Libro Rojo, de Carl G. Jung:
«Capitán, el chico está preocupado y muy agitado debido a la cuarentena que nos han impuesto en el puerto”
“Que te inquieta chico? ¿No tienes bastante comida? ¿No duermes bastante?”
“No es eso, capitán, no soporto no poder bajar a tierra y no poder abrazar a mi familia”.
“¿Y si te dejaran bajar y estuvieras contagioso, soportarías la culpa de infectar a alguien que no puede aguantar la enfermedad?”
“No me lo perdonaría nunca, aunque para mí esta peste es un invento»
“Puede ser. ¿Pero si no fuese así?”
“Entiendo lo que usted quiere decir, pero me siento privado de la libertad capitán, me han privado de algo”
“Y tu prívate todavía de algo más»
“¿Me está tomando el pelo?”
“En absoluto. Si te privas de algo sin responder de manera adecuada, estás derrotado»
“Entonces, según usted si me quitan algo, ¿para vencer debo quitarme alguna cosa más por mí mismo?”
“Así es. Lo hice en la cuarentena hace 7 años.”
“Y qué es lo que os quitaste?”
“Tenía que esperar más de 20 días sobre el barco. Hacía meses que esperaba llegar al puerto y gozar de la primavera en tierra.
Hubo una epidemia. En Port April nos vetaron de bajar. Los primeros días fueron duros. Me sentía como vosotros. Luego empecé a contestar a aquellas imposiciones utilizando otra lógica. Sabía que tras 21 días de un comportamiento se crea una costumbre y, en vez de lamentarme y crear costumbres desastrosas, empecé a portarme de manera diferente a todos los demás. Empecé a reflexionar sobre cuántos tienen muchas privaciones cada día de su miserable vida y luego, tratando de entrar en la óptica justa, decidí vencer. Empecé con el alimento. Me impuse comer la mitad de cuanto comía habitualmente. Luego empecé a seleccionar los alimentos más digeribles, para que no se sobrecargase mi cuerpo. Pasé a nutrirme de alimentos que, por tradición, habían mantenido al hombre en salud.

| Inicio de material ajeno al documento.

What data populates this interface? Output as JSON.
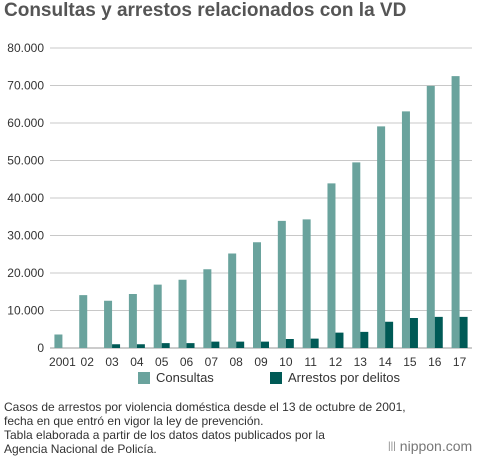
{
  "chart_data": {
    "type": "bar",
    "title": "Consultas y arrestos relacionados con la VD",
    "categories": [
      "2001",
      "02",
      "03",
      "04",
      "05",
      "06",
      "07",
      "08",
      "09",
      "10",
      "11",
      "12",
      "13",
      "14",
      "15",
      "16",
      "17"
    ],
    "series": [
      {
        "name": "Consultas",
        "color": "#6aa39d",
        "values": [
          3600,
          14100,
          12600,
          14400,
          16900,
          18200,
          21000,
          25200,
          28200,
          33900,
          34300,
          43900,
          49500,
          59100,
          63100,
          69900,
          72500
        ]
      },
      {
        "name": "Arrestos por delitos",
        "color": "#005a56",
        "values": [
          0,
          0,
          1000,
          1000,
          1300,
          1300,
          1700,
          1700,
          1700,
          2400,
          2500,
          4100,
          4300,
          7000,
          8000,
          8300,
          8300
        ]
      }
    ],
    "yticks": [
      "0",
      "10.000",
      "20.000",
      "30.000",
      "40.000",
      "50.000",
      "60.000",
      "70.000",
      "80.000"
    ],
    "ylim": [
      0,
      80000
    ],
    "grid": true,
    "legend": "bottom-center"
  },
  "notes": [
    "Casos de arrestos por violencia doméstica desde el 13 de octubre de 2001,",
    "fecha en que entró en vigor la ley de prevención.",
    "Tabla elaborada a partir de los datos datos publicados por la",
    "Agencia Nacional de Policía."
  ],
  "brand": {
    "mark": "|||",
    "name": "nippon.com"
  }
}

El paso siguiente fue sumar a esto una depuración de pensamientos malsanos y tener cada vez más pensamientos elevados y nobles. Me impuse leer al menos una página cada día de un tema que no conocía. Me impuse hacer ejercicios sobre el puente del barco. Un viejo hindú me había dicho, años antes, que el cuerpo se potenciaba reteniendo el aliento. Me impuse hacer profundas respiraciones completas cada mañana. Creo que mis pulmones nunca habían llegado a tal capacidad y fuerza. La tarde era la hora de las oraciones, la hora de dar las gracias a una entidad superior por no haberme dado el destino privaciones serias durante toda mi vida.
El hindú me había aconsejado también de tomar la costumbre de imaginar la luz entrar en mí y hacerme más fuerte. Podía funcionar también para la gente querida que estaba lejos, y así esta práctica también la integré en mi rutina diaria sobre el barco.
En vez de pensar en todo lo que no estaba pudiendo hacer, pensaba en lo que habría de hacer una vez bajado a tierra. Visualizaba las escenas cada día, las vivía intensamente y gozaba de la espera. Todo lo que podemos obtener en seguida, deja de ser interesante. La espera sirve para sublimar el deseo y hacerlo más poderoso. Me había privado de alimentos suculentos, de botellas de ron, y otros alimentos que dañaban mi cuerpo. Me había privado de jugar a las cartas, de dormir mucho, de ociar, de pensar sólo en lo que me habían quitado.
“Cómo acabó capitán?”
“Adquirí todas aquellas costumbres nuevas. Me dejaron bajar después de mucho más tiempo del previsto”.
“Os privaron de la primavera entonces?”
“Sí, aquel año me privaron de la primavera y de muchas cosas más, pero el que había florecido era yo. Me había llevado la primavera dentro, y nunca nadie más habría podido volver a quitármela.»